Malmö Operaorkester

Malmö Opera Orchestra on Tour

The season’s tour concert features three works: music that was forgotten in a drawer for over 100 years, passionate poems bursting with impossible love set to music, and music by a successful entrepreneur who became a famous composer only after his death.

STENHAMMAR

Wilhelm Stenhammar (1871–1929) is one of Sweden’s great composers. When he was only 20 years old, he composed the orchestral movements Prélude and Bourré, but they weren’t premiered until over century later. Now, however, we are treated to this beautiful, folk music-inspired work from his youth.

WAGNER 

Richard Wagner (1813–1833) wrote the set of songs Wesendonck Lieder while he was in exile in Zurich. Deeply in love with his landlord’s wife Mathilde, he could not concentrate on composing the Niebelungen Ring. Instead, he set Mathilde’s yearning poems to music, which resulted in five songs for piano and soprano.

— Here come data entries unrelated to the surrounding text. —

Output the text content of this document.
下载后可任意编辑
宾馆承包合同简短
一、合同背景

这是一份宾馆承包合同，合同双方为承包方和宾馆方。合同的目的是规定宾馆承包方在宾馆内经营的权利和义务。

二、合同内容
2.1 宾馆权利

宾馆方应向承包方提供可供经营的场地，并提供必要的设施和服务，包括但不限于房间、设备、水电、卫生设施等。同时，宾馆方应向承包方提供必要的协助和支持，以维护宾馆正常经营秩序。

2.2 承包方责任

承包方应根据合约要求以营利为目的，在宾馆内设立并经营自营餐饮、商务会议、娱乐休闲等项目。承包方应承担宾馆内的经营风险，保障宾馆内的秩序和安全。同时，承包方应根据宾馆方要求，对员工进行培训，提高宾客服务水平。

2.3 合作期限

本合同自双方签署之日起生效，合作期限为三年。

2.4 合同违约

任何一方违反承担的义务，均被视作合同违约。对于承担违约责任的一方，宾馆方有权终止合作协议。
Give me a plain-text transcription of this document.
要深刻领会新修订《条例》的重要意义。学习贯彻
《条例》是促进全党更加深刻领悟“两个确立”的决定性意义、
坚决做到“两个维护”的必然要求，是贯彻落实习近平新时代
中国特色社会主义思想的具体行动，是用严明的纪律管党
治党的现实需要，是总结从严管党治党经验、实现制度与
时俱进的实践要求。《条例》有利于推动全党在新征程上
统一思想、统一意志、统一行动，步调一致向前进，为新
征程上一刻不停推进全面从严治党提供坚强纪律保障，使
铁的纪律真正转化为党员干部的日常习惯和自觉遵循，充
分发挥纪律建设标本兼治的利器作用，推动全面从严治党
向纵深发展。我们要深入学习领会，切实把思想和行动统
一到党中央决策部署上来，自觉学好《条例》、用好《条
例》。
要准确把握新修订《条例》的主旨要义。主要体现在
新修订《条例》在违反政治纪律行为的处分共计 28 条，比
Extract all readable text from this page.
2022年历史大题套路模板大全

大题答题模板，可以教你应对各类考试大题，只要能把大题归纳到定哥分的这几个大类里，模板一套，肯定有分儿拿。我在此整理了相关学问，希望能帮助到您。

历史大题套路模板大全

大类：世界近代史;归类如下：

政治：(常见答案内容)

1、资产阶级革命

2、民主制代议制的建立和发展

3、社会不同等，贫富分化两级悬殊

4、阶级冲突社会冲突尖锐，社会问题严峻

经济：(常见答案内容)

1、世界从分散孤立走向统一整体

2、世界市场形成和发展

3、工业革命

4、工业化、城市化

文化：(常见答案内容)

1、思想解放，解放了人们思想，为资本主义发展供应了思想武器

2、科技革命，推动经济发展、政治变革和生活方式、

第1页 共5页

Wesendonck Lieder is written for piano and soprano and is often performed at chamber concerts. Some of the songs have also been performed by male singers. In the late 1800s, the work was orchestrated for the first time for a large orchestra. Here it is performed in a Swedish translation by Patrik Ringborg.

BERWALD 

Frans Berwald (1796–1868) was a successful entrepreneur in diverse fields such as orthopaedic technology, glasswork and hat making. But his true passion was always his music.

Today he is one of the great Swedish composers, but during his lifetime he never received the recognition he so desperately sought. The work performed at the concert, Symphonie Naïve, was not premiered until ten years after his death.